The iconography of rugs and textiles, On the Tapis, reference archetypes expressed as traditional
themes that appear repetitively across cultures all over the world, such as the The tree of life, The
wheel of life, The garden, The hero, etc. They also embed old and new archetypical symbols
commonly used all over the motifs of world textiles, architecture and ceramics from western to
eastern cultures, for example, birds as the messengers of news, roosters as protectors, dogs as
safeguards, flowers and fruits such as pomegranates as abundance, circles and stars as signs of
rebirth, peacocks as signs of resurrection, crosses as signs of balance, eyes as self awareness
and against evil, The Greek key or Meander as a sign of infinity and the eternal flow of things,
Ouroboros, a serpent biting its tail as a symbol of eternity, representing that all is one and so on.
While the morphology of most of these archetypal symbols changed with time, their core meaning
remains intact.
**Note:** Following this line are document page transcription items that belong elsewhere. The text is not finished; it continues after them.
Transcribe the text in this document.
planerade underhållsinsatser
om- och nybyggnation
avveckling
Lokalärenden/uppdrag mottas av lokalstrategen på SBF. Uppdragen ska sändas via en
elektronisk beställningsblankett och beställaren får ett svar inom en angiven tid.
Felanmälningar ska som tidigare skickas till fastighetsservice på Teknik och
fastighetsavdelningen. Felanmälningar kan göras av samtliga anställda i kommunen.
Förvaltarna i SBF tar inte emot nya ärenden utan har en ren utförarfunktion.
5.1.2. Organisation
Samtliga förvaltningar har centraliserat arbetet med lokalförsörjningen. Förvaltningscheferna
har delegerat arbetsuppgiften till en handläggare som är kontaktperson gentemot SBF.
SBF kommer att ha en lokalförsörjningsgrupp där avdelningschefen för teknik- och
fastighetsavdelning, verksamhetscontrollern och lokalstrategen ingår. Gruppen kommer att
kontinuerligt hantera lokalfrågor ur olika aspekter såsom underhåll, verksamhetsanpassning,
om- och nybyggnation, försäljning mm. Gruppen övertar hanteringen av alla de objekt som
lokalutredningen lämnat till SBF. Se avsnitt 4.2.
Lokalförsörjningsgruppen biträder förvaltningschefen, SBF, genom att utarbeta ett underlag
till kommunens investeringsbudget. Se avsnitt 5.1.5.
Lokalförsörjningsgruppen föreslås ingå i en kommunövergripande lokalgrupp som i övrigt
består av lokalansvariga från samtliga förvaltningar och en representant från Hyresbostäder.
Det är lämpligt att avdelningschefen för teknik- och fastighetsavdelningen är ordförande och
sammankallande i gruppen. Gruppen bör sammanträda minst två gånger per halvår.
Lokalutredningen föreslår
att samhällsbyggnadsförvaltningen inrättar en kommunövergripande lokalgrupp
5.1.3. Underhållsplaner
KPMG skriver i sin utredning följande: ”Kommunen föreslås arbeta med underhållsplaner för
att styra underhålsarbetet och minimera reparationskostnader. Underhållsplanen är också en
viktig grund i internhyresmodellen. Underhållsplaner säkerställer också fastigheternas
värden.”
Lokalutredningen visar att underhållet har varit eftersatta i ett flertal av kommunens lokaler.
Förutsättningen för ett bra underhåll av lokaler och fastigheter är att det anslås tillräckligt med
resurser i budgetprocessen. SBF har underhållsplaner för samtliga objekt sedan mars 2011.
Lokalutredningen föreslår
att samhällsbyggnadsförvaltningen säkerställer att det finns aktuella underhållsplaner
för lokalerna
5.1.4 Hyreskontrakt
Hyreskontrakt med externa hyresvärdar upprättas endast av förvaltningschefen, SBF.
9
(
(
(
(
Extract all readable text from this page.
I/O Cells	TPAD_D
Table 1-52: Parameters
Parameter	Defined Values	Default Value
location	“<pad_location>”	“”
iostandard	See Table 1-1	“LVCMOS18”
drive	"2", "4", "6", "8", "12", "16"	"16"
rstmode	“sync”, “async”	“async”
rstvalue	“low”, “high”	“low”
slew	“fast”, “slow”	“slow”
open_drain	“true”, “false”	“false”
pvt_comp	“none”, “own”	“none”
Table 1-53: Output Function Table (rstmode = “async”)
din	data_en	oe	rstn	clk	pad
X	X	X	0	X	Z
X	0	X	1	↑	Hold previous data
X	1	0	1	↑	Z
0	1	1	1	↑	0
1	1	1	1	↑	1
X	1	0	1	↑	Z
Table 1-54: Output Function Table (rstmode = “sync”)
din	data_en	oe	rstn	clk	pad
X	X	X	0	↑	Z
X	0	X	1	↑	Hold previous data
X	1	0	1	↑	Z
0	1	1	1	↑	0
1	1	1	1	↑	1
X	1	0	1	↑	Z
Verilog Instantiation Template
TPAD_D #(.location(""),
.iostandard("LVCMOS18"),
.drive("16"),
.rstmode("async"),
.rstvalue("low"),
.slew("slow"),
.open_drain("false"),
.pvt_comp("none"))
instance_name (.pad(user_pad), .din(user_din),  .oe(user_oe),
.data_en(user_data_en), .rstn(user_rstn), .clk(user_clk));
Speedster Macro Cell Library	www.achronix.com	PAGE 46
They reappear today in all places of everyday life and are common in popular
culture, from social media icons (socialtograms) to logos, anime and movie characters. Therefore,
Ouroboros today becomes the restart & recycle icon, the small bird ( sparrow, canary ) transforms
to the Twitter icon, dragons turn into drones. All these old symbols and their new manifestations
are put together into the rugs and tapestries, interacting with each other, re-weaving the common
ground of humanity.
The series on cotton textiles are inspired by “Narrative Textiles “and make a direct reference to the
traditional Greek embroideries referred as Kalimera (Greek: Καλημέρα meaning good morning)
that hanged at the main entrance of the house as a form hospitality (Greek: Φιλοξενία) and a
warm welcome to all the guests. Works woven on cotton address the theme of hospitality on the
occasion of the recent uprooting of millions of refugees from the Middle East and Africa, and
connecting it to the inspiring story of the humanitarian couple Joice and Sydney Loch who in 1928
settled in the small village of Ouranoupolis and offered substantial assistance to refugees reviving
the manufacturing of handmade carpets in the village tower, Pyrgos, the famous "carpets of the
Pyrgos”.
There is a shared language between text and textile, (textus from late Latin, literally meant to
weave words), that intersects with the woven fabric, creating an essential dialogue between
intimate and public a woven composition, a metaphor of words being like threads woven into a
universal fabric. The process of weaving on the loom is similar to composing a universal narrative
of shared memories. This narrative is interwoven into the rugs and textiles putting forward
universal questions that are coming from deep inside in a zone of intimacy as it embodies the
public voice. This is an amalgamation of diverse voices, an overlapping thread made by many
hands, establishing an essential vocabulary of our shared human history.